Jogjapedia
Kehancuran Industri Gula di Jogjakarta (Bagian Kedua)
Paska kemerdekaan, Indonesia dipandang sebagai sasaran empuk bagi pemodal asing. Sebagai suatu negara yang baru merdeka, Indonesia, pikir pemodal asing, pasti membutuhkan mereka untuk pembangunan ekonomi dan sosial. Namun, mereka mendadak sanksi setelah ada peristiwa yang cukup mengejutkan selama agresi militer Belanda 1949 di Jogjakarta.
Kisah ini bermula ketika pemerintahan dipindah ke Jogjakarta karena Agresi Militer Belanda. Dipindahnya ibu kota dan Sukarno-Hatta ke Jogja memancing pergerakan Belanda ke Jogjakarta. Pada 1949 meletuslah perang sengit di Jogja melawan Belanda. Saat perang tersebut, rakyat, yang turut mengangkat senjata menghancurkan hampir semua pabrik gula warisan Belanda di Jogja.
Menurut catatan Selo Soemardjan dalam Perubahan Sosial di Yogyakarta warga menemukan saluran amarah dengan menghancurkan 15 pabrik gula di Jogjakarta. Hanya dua yang dibiarkan berdiri, yaitu milik seorang Katolik yang sangat dihormati warga dan yang digunakan Angkatan Udara Indonesia. Alasan lain yang membuat rakyat menghancurkan pabrik ini adalah adanya kecurigaan bahwa penanaman modal asing merupakan usaha asing untuk kembali menjajah Indonesia. Pandangan ini barangkali dipengaruhi oleh para pemimpin Indonesia saat itu, khususnya Sukarno.
Dalam Buku ulang tahun ke-1 DPR-DIJ, dituliskan bahwa ada Oktober 1951 para pemodal asing Belanda meminta izin untuk membangun kembali 15 pabrik gulanya yang dihancurkan rakyat. Permintaan itu disanggupi dengan sejumlah syarat. Pihak pemerintah Jogja menyanggupi dengan kontrak delapan tahun dengan dua syarat yang menurut pemodal Belanda terlampau sulit dipenuhi. Adapun dua dari 11 syarat yang sulit itu adalah:
- Perusahaan harus berkomunikasi dan memelihara hubungan dengan masyarakat pedesaan tentang kebutuhan tenaga kerja.
- Upah diberikan setelah ada kesepakatan dengan sarikat buruh yang telah ada sejak pabrik itu berjalan kembali.

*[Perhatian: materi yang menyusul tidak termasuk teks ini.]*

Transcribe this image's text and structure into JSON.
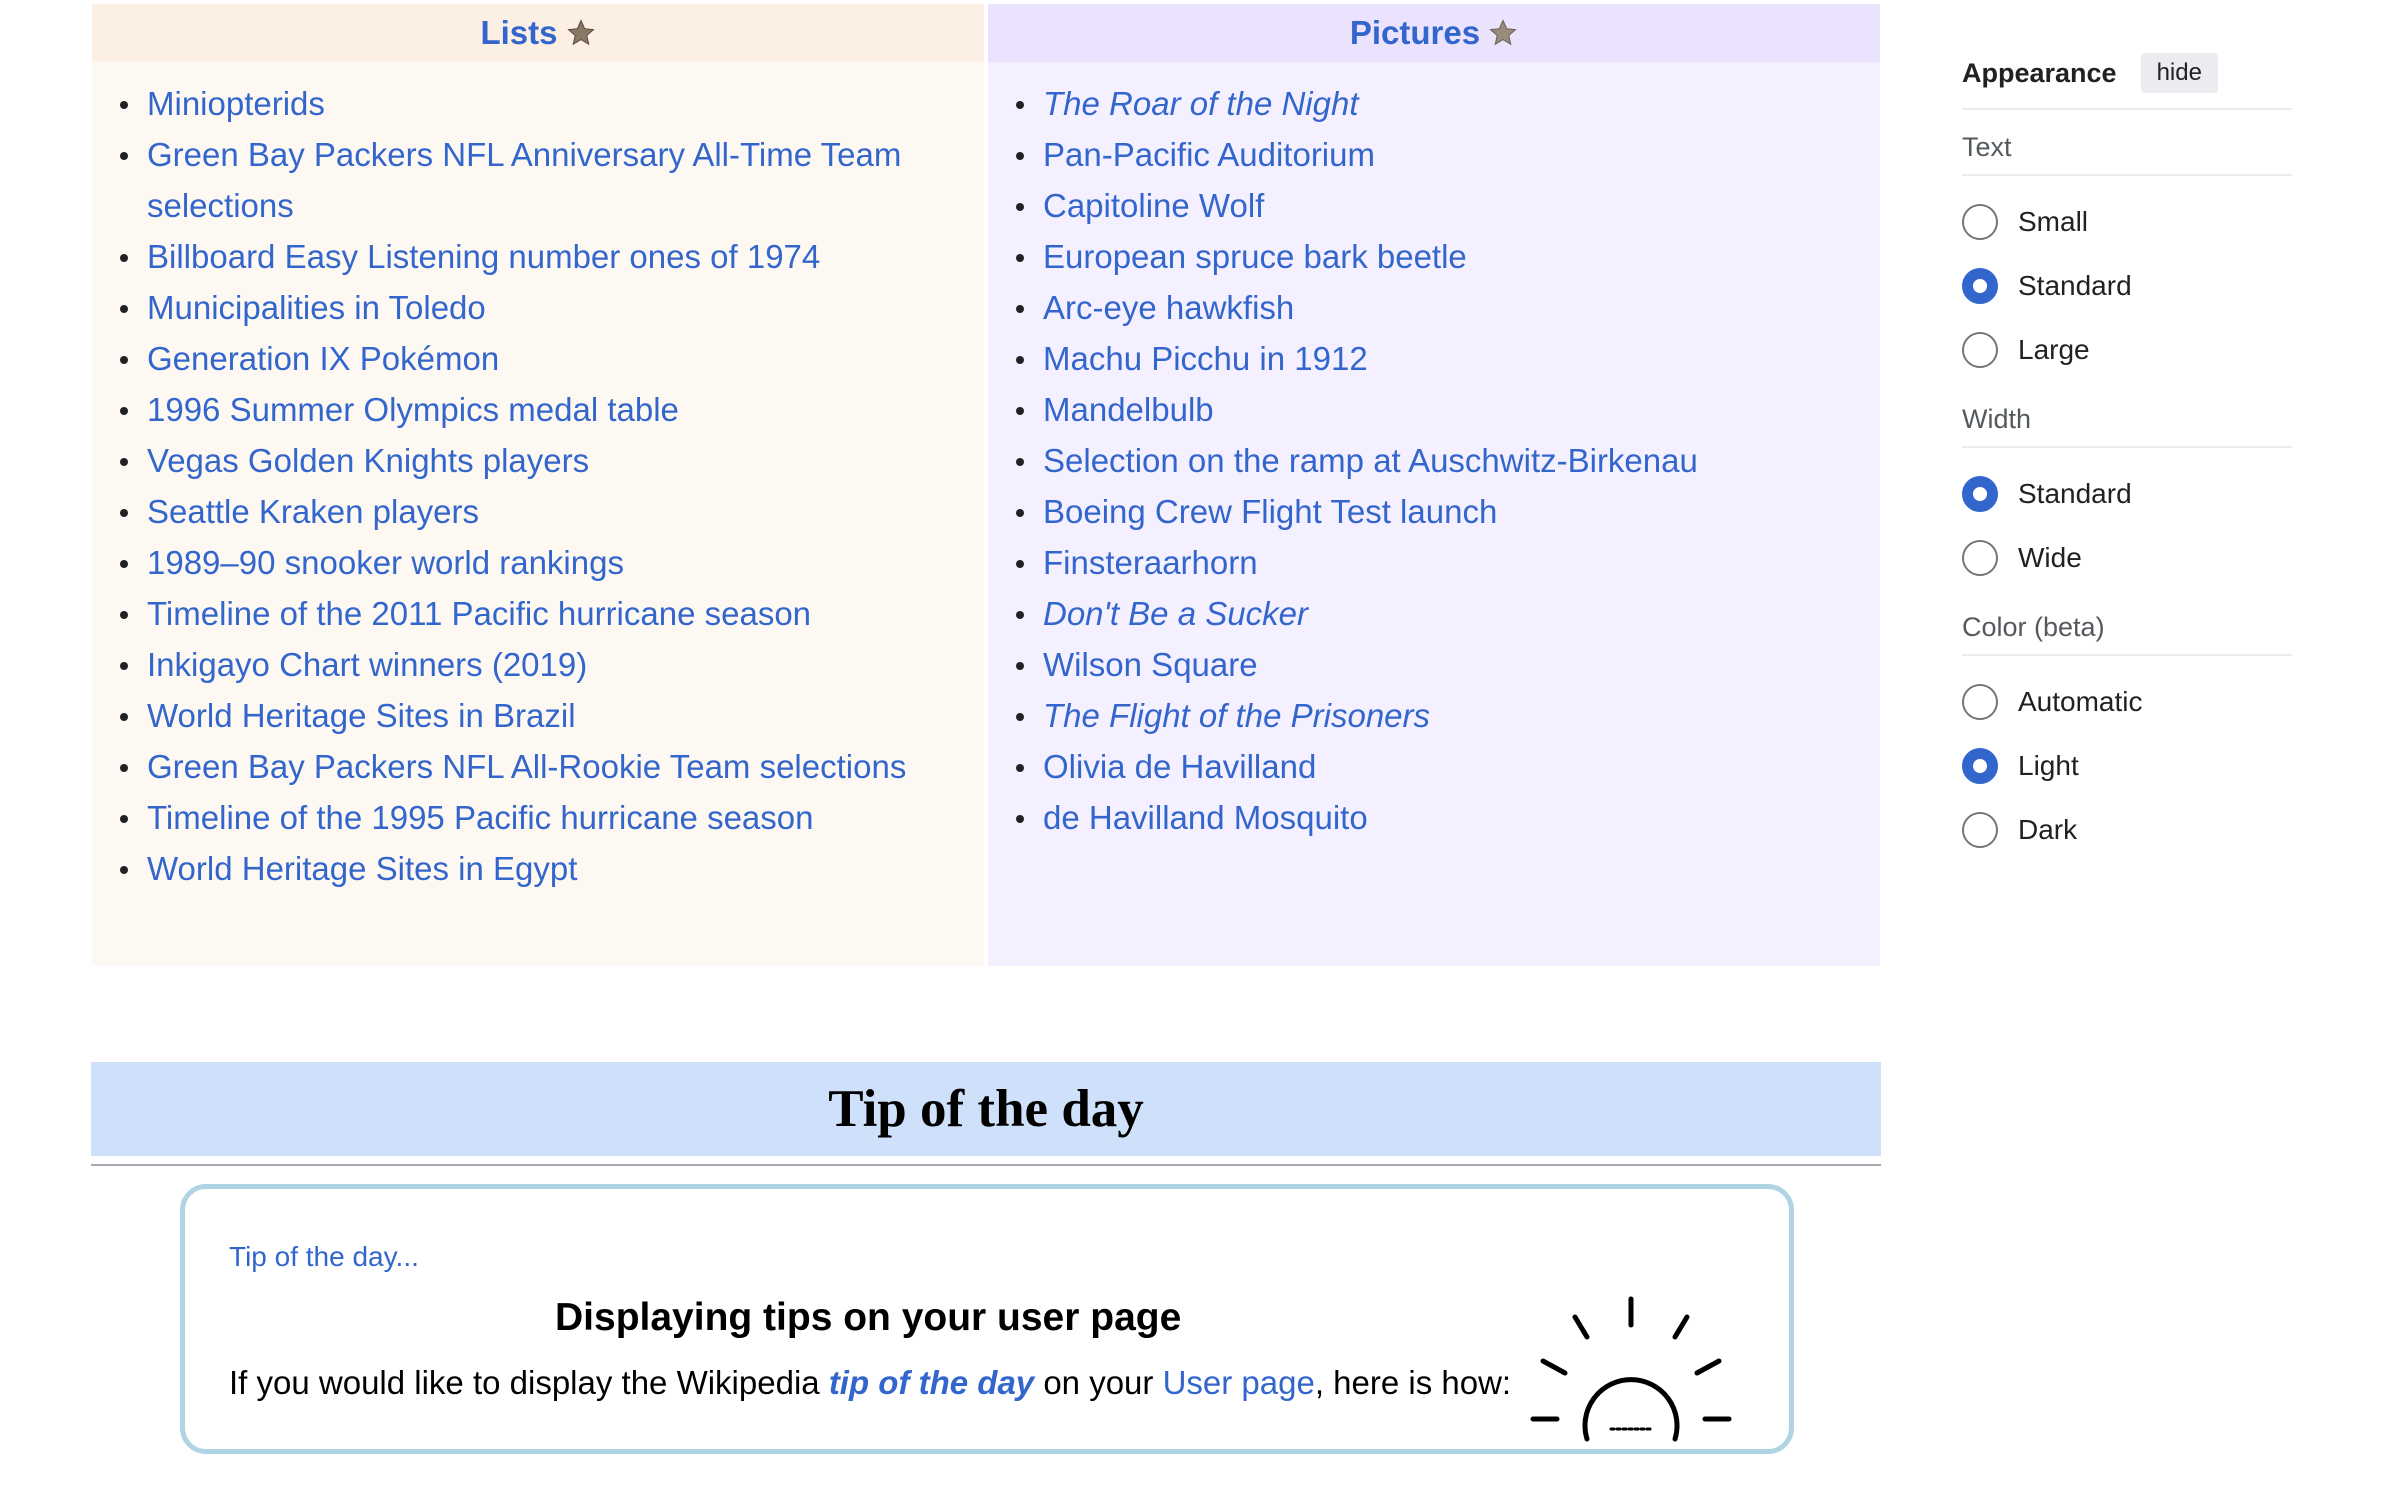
{
  "featured": {
    "lists": {
      "heading": "Lists",
      "items": [
        "Miniopterids",
        "Green Bay Packers NFL Anniversary All-Time Team selections",
        "Billboard Easy Listening number ones of 1974",
        "Municipalities in Toledo",
        "Generation IX Pokémon",
        "1996 Summer Olympics medal table",
        "Vegas Golden Knights players",
        "Seattle Kraken players",
        "1989–90 snooker world rankings",
        "Timeline of the 2011 Pacific hurricane season",
        "Inkigayo Chart winners (2019)",
        "World Heritage Sites in Brazil",
        "Green Bay Packers NFL All-Rookie Team selections",
        "Timeline of the 1995 Pacific hurricane season",
        "World Heritage Sites in Egypt"
      ]
    },
    "pictures": {
      "heading": "Pictures",
      "items": [
        {
          "text": "The Roar of the Night",
          "italic": true
        },
        {
          "text": "Pan-Pacific Auditorium",
          "italic": false
        },
        {
          "text": "Capitoline Wolf",
          "italic": false
        },
        {
          "text": "European spruce bark beetle",
          "italic": false
        },
        {
          "text": "Arc-eye hawkfish",
          "italic": false
        },
        {
          "text": "Machu Picchu in 1912",
          "italic": false
        },
        {
          "text": "Mandelbulb",
          "italic": false
        },
        {
          "text": "Selection on the ramp at Auschwitz-Birkenau",
          "italic": false
        },
        {
          "text": "Boeing Crew Flight Test launch",
          "italic": false
        },
        {
          "text": "Finsteraarhorn",
          "italic": false
        },
        {
          "text": "Don't Be a Sucker",
          "italic": true
        },
        {
          "text": "Wilson Square",
          "italic": false
        },
        {
          "text": "The Flight of the Prisoners",
          "italic": true
        },
        {
          "text": "Olivia de Havilland",
          "italic": false
        },
        {
          "text": "de Havilland Mosquito",
          "italic": false
        }
      ]
    }
  },
  "tip": {
    "banner_title": "Tip of the day",
    "small_link": "Tip of the day...",
    "title": "Displaying tips on your user page",
    "body_prefix": "If you would like to display the Wikipedia ",
    "body_link": "tip of the day",
    "body_mid": " on your ",
    "body_link2": "User page",
    "body_suffix": ", here is how:"
  },
  "appearance": {
    "title": "Appearance",
    "hide_label": "hide",
    "sections": [
      {
        "label": "Text",
        "options": [
          {
            "label": "Small",
            "checked": false
          },
          {
            "label": "Standard",
            "checked": true
          },
          {
            "label": "Large",
            "checked": false
          }
        ]
      },
      {
        "label": "Width",
        "options": [
          {
            "label": "Standard",
            "checked": true
          },
          {
            "label": "Wide",
            "checked": false
          }
        ]
      },
      {
        "label": "Color (beta)",
        "options": [
          {
            "label": "Automatic",
            "checked": false
          },
          {
            "label": "Light",
            "checked": true
          },
          {
            "label": "Dark",
            "checked": false
          }
        ]
      }
    ]
  },
  "colors": {
    "link": "#3366cc",
    "lists_bg": "#fef8f3",
    "pictures_bg": "#f5f0ff",
    "tip_banner_bg": "#cfe0fb",
    "radio_checked": "#3366cc"
  }
}
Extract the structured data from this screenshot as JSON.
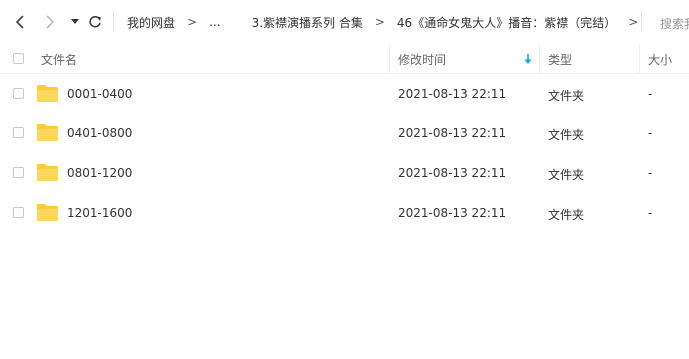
{
  "toolbar": {
    "back_icon": "chevron-left-icon",
    "forward_icon": "chevron-right-icon",
    "history_icon": "caret-down-icon",
    "refresh_icon": "refresh-icon",
    "breadcrumbs": [
      "我的网盘",
      "...",
      "3.紫襟演播系列 合集",
      "46《通命女鬼大人》播音：紫襟（完结）"
    ],
    "crumb_separator": ">",
    "search_placeholder": "搜索我"
  },
  "table": {
    "columns": {
      "name": "文件名",
      "modified": "修改时间",
      "type": "类型",
      "size": "大小"
    },
    "sort_icon": "arrow-down-icon",
    "rows": [
      {
        "name": "0001-0400",
        "modified": "2021-08-13 22:11",
        "type": "文件夹",
        "size": "-"
      },
      {
        "name": "0401-0800",
        "modified": "2021-08-13 22:11",
        "type": "文件夹",
        "size": "-"
      },
      {
        "name": "0801-1200",
        "modified": "2021-08-13 22:11",
        "type": "文件夹",
        "size": "-"
      },
      {
        "name": "1201-1600",
        "modified": "2021-08-13 22:11",
        "type": "文件夹",
        "size": "-"
      }
    ]
  },
  "colors": {
    "folder": "#ffcb3d",
    "sort_arrow": "#06a7ff",
    "text": "#333333",
    "muted": "#999999"
  }
}
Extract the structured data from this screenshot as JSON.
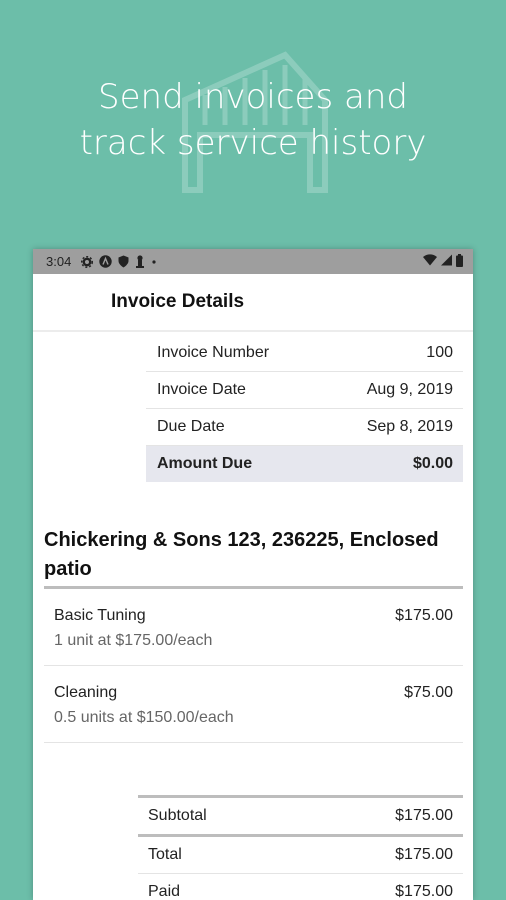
{
  "promo": {
    "line1": "Send invoices and",
    "line2": "track service history"
  },
  "status_bar": {
    "time": "3:04",
    "icons": [
      "settings-icon",
      "a-circle-icon",
      "shield-icon",
      "piano-icon",
      "dot-icon"
    ],
    "right_icons": [
      "wifi-icon",
      "cell-signal-icon",
      "battery-icon"
    ]
  },
  "app_bar": {
    "title": "Invoice Details"
  },
  "summary": [
    {
      "label": "Invoice Number",
      "value": "100"
    },
    {
      "label": "Invoice Date",
      "value": "Aug 9, 2019"
    },
    {
      "label": "Due Date",
      "value": "Sep 8, 2019"
    },
    {
      "label": "Amount Due",
      "value": "$0.00"
    }
  ],
  "equipment": {
    "title": "Chickering & Sons 123, 236225, Enclosed patio"
  },
  "line_items": [
    {
      "name": "Basic Tuning",
      "detail": "1 unit at $175.00/each",
      "amount": "$175.00"
    },
    {
      "name": "Cleaning",
      "detail": "0.5 units at $150.00/each",
      "amount": "$75.00"
    }
  ],
  "totals": [
    {
      "label": "Subtotal",
      "value": "$175.00"
    },
    {
      "label": "Total",
      "value": "$175.00"
    },
    {
      "label": "Paid",
      "value": "$175.00"
    }
  ]
}
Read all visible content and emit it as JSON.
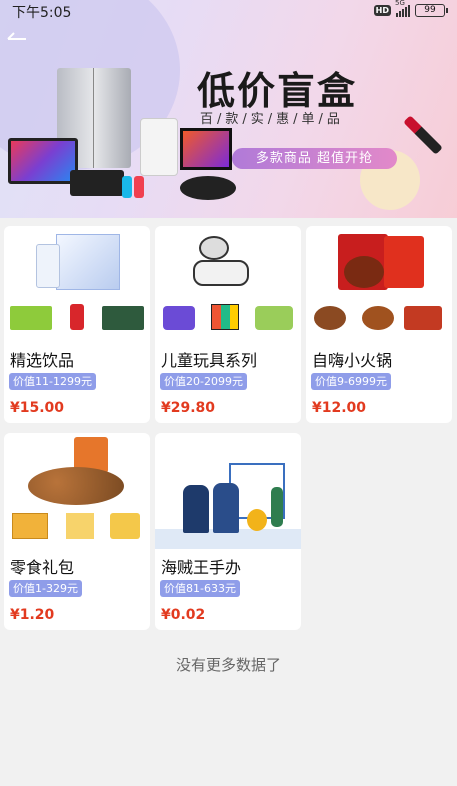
{
  "status_bar": {
    "time": "下午5:05",
    "hd": "HD",
    "network": "5G",
    "battery": "99"
  },
  "banner": {
    "back_icon": "back-arrow-icon",
    "title": "低价盲盒",
    "subtitle": "百/款/实/惠/单/品",
    "pill": "多款商品 超值开抢"
  },
  "products": [
    {
      "name": "精选饮品",
      "range": "价值11-1299元",
      "price": "¥15.00"
    },
    {
      "name": "儿童玩具系列",
      "range": "价值20-2099元",
      "price": "¥29.80"
    },
    {
      "name": "自嗨小火锅",
      "range": "价值9-6999元",
      "price": "¥12.00"
    },
    {
      "name": "零食礼包",
      "range": "价值1-329元",
      "price": "¥1.20"
    },
    {
      "name": "海贼王手办",
      "range": "价值81-633元",
      "price": "¥0.02"
    }
  ],
  "footer_text": "没有更多数据了",
  "colors": {
    "price": "#e23a1f",
    "range_badge": "#8f9de9",
    "page_bg": "#f1f1f1"
  }
}
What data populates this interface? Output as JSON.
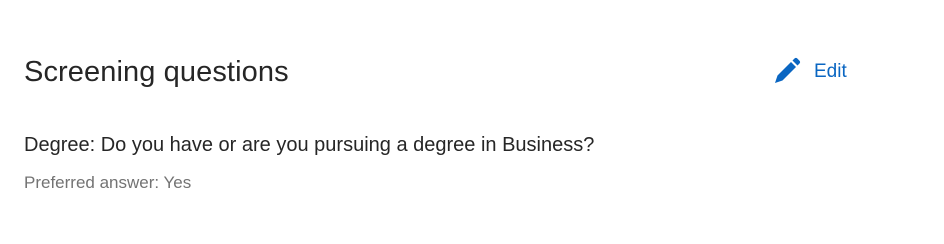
{
  "section": {
    "title": "Screening questions",
    "edit_label": "Edit",
    "edit_icon": "pencil-icon"
  },
  "questions": [
    {
      "text": "Degree: Do you have or are you pursuing a degree in Business?",
      "preferred_answer": "Preferred answer: Yes"
    }
  ],
  "colors": {
    "accent": "#0a66c2",
    "text_primary": "#262626",
    "text_secondary": "#737373"
  }
}
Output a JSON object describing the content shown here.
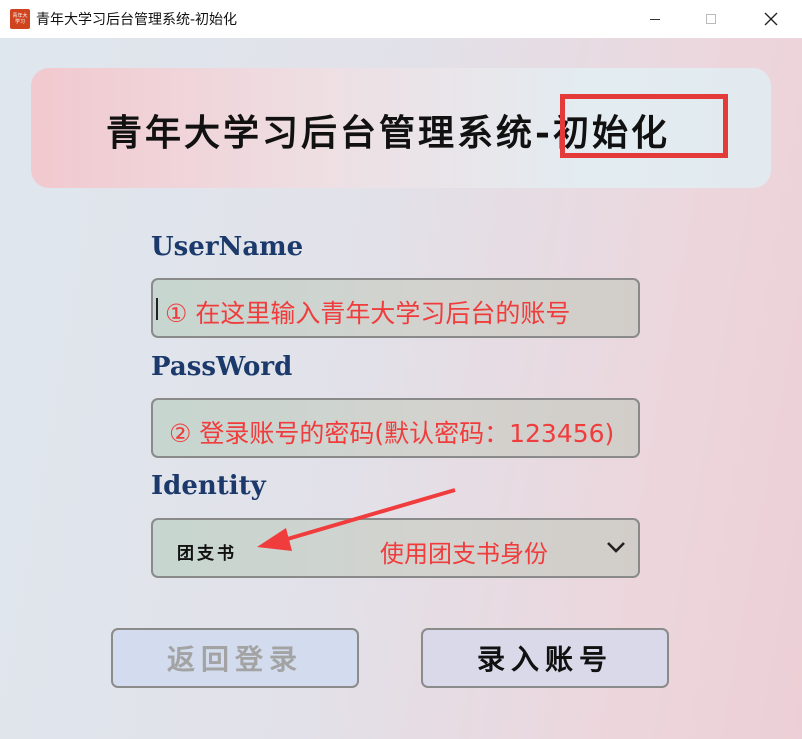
{
  "window": {
    "title": "青年大学习后台管理系统-初始化",
    "icon_text": "青年大学习"
  },
  "header": {
    "title": "青年大学习后台管理系统-初始化"
  },
  "form": {
    "username": {
      "label": "UserName",
      "hint": "① 在这里输入青年大学习后台的账号"
    },
    "password": {
      "label": "PassWord",
      "hint": "② 登录账号的密码(默认密码：123456)"
    },
    "identity": {
      "label": "Identity",
      "selected": "团支书",
      "note": "使用团支书身份"
    }
  },
  "buttons": {
    "back": "返回登录",
    "submit": "录入账号"
  },
  "colors": {
    "annotation": "#f03c3c",
    "label": "#1b3a6b",
    "highlight_border": "#e53a3a"
  }
}
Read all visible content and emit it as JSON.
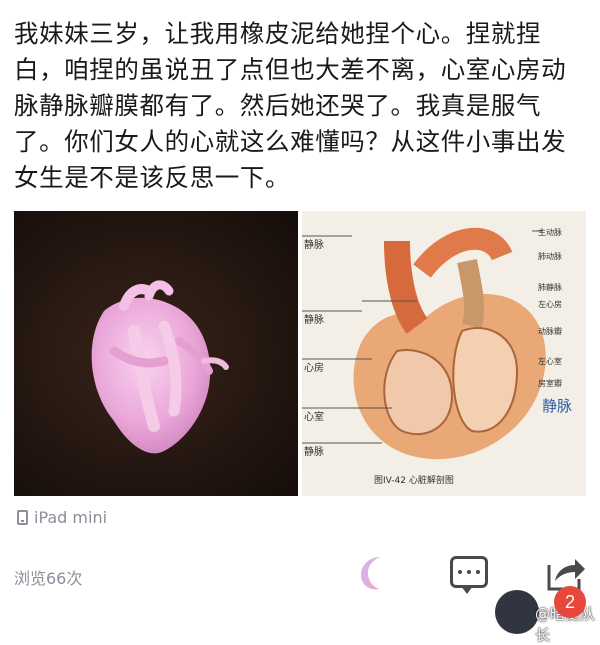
{
  "post": {
    "text": "我妹妹三岁，让我用橡皮泥给她捏个心。捏就捏白，咱捏的虽说丑了点但也大差不离，心室心房动脉静脉瓣膜都有了。然后她还哭了。我真是服气了。你们女人的心就这么难懂吗？从这件小事出发女生是不是该反思一下。"
  },
  "images": {
    "left": {
      "alt_icon": "clay-heart-photo"
    },
    "right": {
      "caption": "图IV-42  心脏解剖图",
      "labels_left": [
        "静脉",
        "静脉",
        "心房",
        "心室",
        "静脉"
      ],
      "labels_right": [
        "主动脉",
        "肺动脉",
        "肺静脉",
        "左心房",
        "动脉瓣",
        "左心室",
        "房室瓣"
      ],
      "handwritten": "静脉"
    }
  },
  "device": {
    "label": "iPad mini"
  },
  "footer": {
    "views": "浏览66次"
  },
  "badge": {
    "count": "2"
  },
  "watermark": {
    "text": "@暗挺队长"
  },
  "colors": {
    "moon": "#f2a2c8",
    "badge": "#e8483a",
    "muted": "#8a8f99"
  }
}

Perusahaan Belanda kala itu kesulitan memenuhi tuntutan. Perusahaan tahu betul bahwa rakyat pedesaan masih menyimpan kebencian terhadap mereka. Pada akhirnya perusahaan Belanda berkesimpulan bahwa ini hanyalah penolakan secara halus bagi tawaran mereka. Pada 1956, Walikota Jogja, Soedarisman Poerwokoesoemo dalam peringatan ulang tahun Jogja ke-200 menyampaikan pidatonya soal penanaman modal asing paska tawaran pembangunan kembali pabrik gula.
Dalam pidatonya ia menyampaikan bahwa Jogja saat itu belum bisa menerima adanya pengusaha asing yang datang lagi dan menjalankan pabrik mereka. Sebab masih banyak rakyat yang keberatan dengan kedatangan mereka.